In October 2023, the national eSafety office warned schools to overhaul their safety policies after the deepfake phenomenon arrived in Australian schools from the US.
The eSafety Commissioner, Julie Inman-Grant, warned that the phenomenon was way more widespread than commonly understood.
In mid-June, a teenage boy was arrested after fake nude images of 50 girls at a regional Victorian private school were shared on social media.
Faces of the girls, in years 9 to 12 at Bacchus Marsh Grammar, were used in images of nudes generated by artificial intelligence and put on Instagram, then shared by students on Snapchat.
The Herald Sun reported that a 15-year-old student from Catholic boys’ school Salesian College, in Chadstone, was expelled in early June for producing explicit ‘deepfake’, images of a teacher at the school, using AI.
The Oxford Dictionary defines a deepfake as “a video of a person in which their face or body has been digitally altered so that they appear to be someone else, typically used maliciously or to spread false information”.
It is imperative that students and schools understand that manipulating anyone’s likeness and sharing it is a reprehensible act, a gross breach of trust and privacy. It is also an illegal action that should be met with criminal prosecution.
Incidents of such behaviour must not be swept under the rug or treated as harmless pranks.
Too many schools and employers aren’t taking the issue seriously enough.
At one boy’s school where a group of students were caught creating ‘deepfake’ pornographic images of staff, union members raised the alarm with school and employer leadership, emphasising the severe impact of the incidents upon educators and the school community.
The perpetrators were very briefly suspended and told they could not bring smartphones to class. But when they returned to lessons, they defied the smartphone ban, without penalty. Then mates of the perpetrators physically harassed staff who had bravely spoken out about the misbehaviour. The lack of accountability created a hostile, unsafe learning environment and exacerbated bullying behaviour towards both staff and students.
Many staff at this school have expressed dissatisfaction with how the cases were handled, feeling that the ‘consequences’ for students simply didnt adequately address the seriousness of the situation or prevent future misconduct.
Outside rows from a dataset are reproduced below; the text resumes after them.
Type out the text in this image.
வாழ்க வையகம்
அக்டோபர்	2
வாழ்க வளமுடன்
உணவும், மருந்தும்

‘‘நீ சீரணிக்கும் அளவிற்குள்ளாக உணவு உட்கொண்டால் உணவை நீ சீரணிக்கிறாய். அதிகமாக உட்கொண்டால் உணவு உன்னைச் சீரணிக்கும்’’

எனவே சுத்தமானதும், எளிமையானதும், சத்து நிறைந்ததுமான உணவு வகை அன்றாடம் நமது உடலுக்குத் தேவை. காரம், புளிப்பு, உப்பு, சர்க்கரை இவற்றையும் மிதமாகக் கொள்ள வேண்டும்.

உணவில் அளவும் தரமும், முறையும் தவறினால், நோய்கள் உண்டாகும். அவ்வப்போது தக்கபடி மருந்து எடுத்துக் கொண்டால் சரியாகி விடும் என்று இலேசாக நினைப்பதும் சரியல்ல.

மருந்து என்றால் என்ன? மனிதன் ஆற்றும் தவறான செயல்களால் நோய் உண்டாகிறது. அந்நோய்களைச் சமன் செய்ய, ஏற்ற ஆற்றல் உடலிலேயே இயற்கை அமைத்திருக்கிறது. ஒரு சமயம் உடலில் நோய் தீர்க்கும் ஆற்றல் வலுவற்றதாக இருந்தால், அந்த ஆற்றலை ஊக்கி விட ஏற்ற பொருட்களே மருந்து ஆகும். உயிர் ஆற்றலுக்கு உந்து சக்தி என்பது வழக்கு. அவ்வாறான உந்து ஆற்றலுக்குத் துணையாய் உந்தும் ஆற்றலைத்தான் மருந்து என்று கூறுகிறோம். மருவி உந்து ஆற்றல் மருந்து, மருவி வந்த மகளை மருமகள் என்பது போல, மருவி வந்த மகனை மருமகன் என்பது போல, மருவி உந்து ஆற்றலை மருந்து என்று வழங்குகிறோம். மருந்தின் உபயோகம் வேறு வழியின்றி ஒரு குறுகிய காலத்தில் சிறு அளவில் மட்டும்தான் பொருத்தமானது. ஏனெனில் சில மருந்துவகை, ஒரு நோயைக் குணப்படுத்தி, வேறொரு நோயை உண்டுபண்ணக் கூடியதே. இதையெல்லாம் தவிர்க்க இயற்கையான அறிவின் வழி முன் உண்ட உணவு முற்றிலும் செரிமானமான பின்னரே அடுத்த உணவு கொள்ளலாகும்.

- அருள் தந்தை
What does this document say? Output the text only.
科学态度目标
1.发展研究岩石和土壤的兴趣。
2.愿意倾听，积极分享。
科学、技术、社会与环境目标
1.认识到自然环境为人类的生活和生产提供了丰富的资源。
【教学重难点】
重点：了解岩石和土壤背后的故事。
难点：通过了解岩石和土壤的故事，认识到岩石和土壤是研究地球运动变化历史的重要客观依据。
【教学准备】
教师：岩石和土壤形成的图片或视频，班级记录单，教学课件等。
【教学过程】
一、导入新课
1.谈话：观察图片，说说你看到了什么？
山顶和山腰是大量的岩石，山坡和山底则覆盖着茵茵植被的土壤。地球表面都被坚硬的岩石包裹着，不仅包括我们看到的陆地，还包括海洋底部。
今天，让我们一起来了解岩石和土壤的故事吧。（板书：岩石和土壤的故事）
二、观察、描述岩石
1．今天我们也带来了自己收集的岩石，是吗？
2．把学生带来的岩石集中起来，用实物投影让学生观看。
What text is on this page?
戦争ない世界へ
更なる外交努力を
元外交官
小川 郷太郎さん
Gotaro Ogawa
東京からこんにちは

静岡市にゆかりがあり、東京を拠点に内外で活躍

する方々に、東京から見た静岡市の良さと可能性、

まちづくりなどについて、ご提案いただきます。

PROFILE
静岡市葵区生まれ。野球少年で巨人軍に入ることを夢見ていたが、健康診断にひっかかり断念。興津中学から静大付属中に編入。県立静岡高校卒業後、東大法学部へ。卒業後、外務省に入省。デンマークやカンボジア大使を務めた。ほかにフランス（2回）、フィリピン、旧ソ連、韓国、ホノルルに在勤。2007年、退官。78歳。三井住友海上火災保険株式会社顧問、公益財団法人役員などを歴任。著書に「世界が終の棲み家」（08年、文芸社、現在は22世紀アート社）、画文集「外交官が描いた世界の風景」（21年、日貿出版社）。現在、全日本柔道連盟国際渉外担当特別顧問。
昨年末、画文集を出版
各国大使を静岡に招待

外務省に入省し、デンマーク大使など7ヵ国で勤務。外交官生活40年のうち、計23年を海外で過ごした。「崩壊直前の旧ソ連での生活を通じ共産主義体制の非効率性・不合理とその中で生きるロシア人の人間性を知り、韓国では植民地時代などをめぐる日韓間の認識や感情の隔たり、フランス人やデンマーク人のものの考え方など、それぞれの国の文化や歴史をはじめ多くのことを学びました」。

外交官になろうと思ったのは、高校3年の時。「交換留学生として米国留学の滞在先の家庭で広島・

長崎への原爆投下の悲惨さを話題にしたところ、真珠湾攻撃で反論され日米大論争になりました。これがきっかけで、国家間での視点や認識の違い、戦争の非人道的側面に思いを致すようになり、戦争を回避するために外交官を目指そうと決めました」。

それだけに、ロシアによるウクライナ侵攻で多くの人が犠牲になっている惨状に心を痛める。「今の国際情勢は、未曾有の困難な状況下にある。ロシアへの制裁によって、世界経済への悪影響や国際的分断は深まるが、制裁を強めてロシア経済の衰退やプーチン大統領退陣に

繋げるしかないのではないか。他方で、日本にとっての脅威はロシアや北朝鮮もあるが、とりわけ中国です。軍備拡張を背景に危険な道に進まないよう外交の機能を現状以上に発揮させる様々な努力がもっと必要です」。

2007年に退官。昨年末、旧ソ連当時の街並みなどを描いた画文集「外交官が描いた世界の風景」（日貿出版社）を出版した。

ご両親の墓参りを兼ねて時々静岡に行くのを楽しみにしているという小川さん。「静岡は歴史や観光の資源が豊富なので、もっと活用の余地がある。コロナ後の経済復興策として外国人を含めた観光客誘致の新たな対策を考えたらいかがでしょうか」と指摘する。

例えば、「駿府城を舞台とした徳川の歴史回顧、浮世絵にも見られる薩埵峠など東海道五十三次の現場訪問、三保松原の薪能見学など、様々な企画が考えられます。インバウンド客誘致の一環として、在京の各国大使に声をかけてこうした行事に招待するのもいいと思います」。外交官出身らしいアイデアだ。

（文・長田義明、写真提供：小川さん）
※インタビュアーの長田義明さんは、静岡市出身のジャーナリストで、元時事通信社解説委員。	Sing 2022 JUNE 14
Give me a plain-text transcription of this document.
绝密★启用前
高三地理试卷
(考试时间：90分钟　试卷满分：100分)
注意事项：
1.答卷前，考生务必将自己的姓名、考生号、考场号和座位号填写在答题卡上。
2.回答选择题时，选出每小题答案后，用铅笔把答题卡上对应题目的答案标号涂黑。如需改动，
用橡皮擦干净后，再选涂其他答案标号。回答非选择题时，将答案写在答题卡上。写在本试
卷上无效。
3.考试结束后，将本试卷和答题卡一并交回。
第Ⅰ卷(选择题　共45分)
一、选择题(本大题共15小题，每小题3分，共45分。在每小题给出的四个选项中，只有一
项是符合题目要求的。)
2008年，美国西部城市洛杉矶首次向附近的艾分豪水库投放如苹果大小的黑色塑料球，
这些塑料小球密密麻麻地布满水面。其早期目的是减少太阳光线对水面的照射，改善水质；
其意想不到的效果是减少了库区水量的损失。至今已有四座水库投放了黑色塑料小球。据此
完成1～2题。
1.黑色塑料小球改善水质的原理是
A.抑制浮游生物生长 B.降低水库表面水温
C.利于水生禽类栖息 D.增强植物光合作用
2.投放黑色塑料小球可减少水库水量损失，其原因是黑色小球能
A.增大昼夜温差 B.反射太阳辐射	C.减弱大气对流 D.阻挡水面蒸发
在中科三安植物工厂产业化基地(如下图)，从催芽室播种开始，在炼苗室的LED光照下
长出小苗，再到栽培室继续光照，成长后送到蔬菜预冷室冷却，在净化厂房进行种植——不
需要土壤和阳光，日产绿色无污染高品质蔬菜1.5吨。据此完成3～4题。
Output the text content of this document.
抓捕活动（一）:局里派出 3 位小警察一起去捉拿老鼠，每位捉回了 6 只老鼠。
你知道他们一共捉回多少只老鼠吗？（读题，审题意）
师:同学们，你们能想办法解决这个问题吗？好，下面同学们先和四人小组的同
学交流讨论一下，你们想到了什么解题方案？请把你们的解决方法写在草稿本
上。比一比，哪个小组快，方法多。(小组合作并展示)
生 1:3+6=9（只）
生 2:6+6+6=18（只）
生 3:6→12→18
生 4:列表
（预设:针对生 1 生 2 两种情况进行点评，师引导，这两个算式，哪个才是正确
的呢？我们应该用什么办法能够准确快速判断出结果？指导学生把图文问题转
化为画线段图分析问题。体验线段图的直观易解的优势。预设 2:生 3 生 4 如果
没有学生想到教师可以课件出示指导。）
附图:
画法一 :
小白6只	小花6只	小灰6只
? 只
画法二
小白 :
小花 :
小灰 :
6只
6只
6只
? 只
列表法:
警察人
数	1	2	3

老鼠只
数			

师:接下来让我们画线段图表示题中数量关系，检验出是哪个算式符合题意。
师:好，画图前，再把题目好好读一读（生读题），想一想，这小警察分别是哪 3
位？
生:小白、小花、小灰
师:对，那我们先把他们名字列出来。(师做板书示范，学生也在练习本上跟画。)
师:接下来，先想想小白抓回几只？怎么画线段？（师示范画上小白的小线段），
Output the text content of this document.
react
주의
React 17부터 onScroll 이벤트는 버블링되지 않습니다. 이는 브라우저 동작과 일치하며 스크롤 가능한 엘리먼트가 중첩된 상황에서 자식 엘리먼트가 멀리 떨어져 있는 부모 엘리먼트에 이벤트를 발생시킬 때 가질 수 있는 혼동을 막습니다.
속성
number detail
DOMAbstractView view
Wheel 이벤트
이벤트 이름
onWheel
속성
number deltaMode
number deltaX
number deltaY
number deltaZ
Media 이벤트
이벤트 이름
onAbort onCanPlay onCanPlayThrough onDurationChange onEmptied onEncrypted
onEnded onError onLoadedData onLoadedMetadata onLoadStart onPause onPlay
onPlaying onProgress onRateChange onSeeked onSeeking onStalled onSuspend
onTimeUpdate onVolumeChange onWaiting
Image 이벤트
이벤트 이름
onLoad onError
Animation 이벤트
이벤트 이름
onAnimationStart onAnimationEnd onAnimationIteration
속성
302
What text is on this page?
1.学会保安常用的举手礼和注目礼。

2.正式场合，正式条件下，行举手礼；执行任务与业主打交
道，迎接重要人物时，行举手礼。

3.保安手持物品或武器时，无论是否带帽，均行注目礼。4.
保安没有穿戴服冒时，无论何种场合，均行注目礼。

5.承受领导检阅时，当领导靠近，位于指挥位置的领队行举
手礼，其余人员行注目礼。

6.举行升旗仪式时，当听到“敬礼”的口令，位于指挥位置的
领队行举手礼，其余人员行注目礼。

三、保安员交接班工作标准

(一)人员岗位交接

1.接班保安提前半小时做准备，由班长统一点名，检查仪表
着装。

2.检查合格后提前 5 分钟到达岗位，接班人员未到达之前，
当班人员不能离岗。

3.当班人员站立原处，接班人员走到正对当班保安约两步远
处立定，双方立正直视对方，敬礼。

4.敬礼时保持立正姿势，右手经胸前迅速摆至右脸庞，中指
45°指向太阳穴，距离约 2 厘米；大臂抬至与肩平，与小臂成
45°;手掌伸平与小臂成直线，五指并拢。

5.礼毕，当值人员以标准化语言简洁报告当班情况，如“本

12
Members at that school have stressed the importance of ensuring educator safety and upholding trust in educational institutions, calling for stronger disciplinary measures, policy reviews, and increased support for vulnerable teachers.
To help improve the situation at the school, the IEU offered to provide supportive staff discussions, known as Women’s Rights at Work (WRAW) chats, designed to empower and support impacted staff. School leadership and the employer rejected this proposal.
Urgent action is needed to address these sorts of disciplinary shortcomings and to better support affected teachers. Surely students suspended for manipulating digital images cannot be allowed to bring devices to class which can take photographs and edit images.
Policies governing student use of AI, and smartphones need to be made fit for purpose in the 21st century. Smartphones are powerful computers that can be used for egregious harassment, and the entire education system needs to get up to speed with their destructive potential.
But the first step for every school and employer is simple: treat the creation and distribution of deepfakes as the awful criminal acts they are.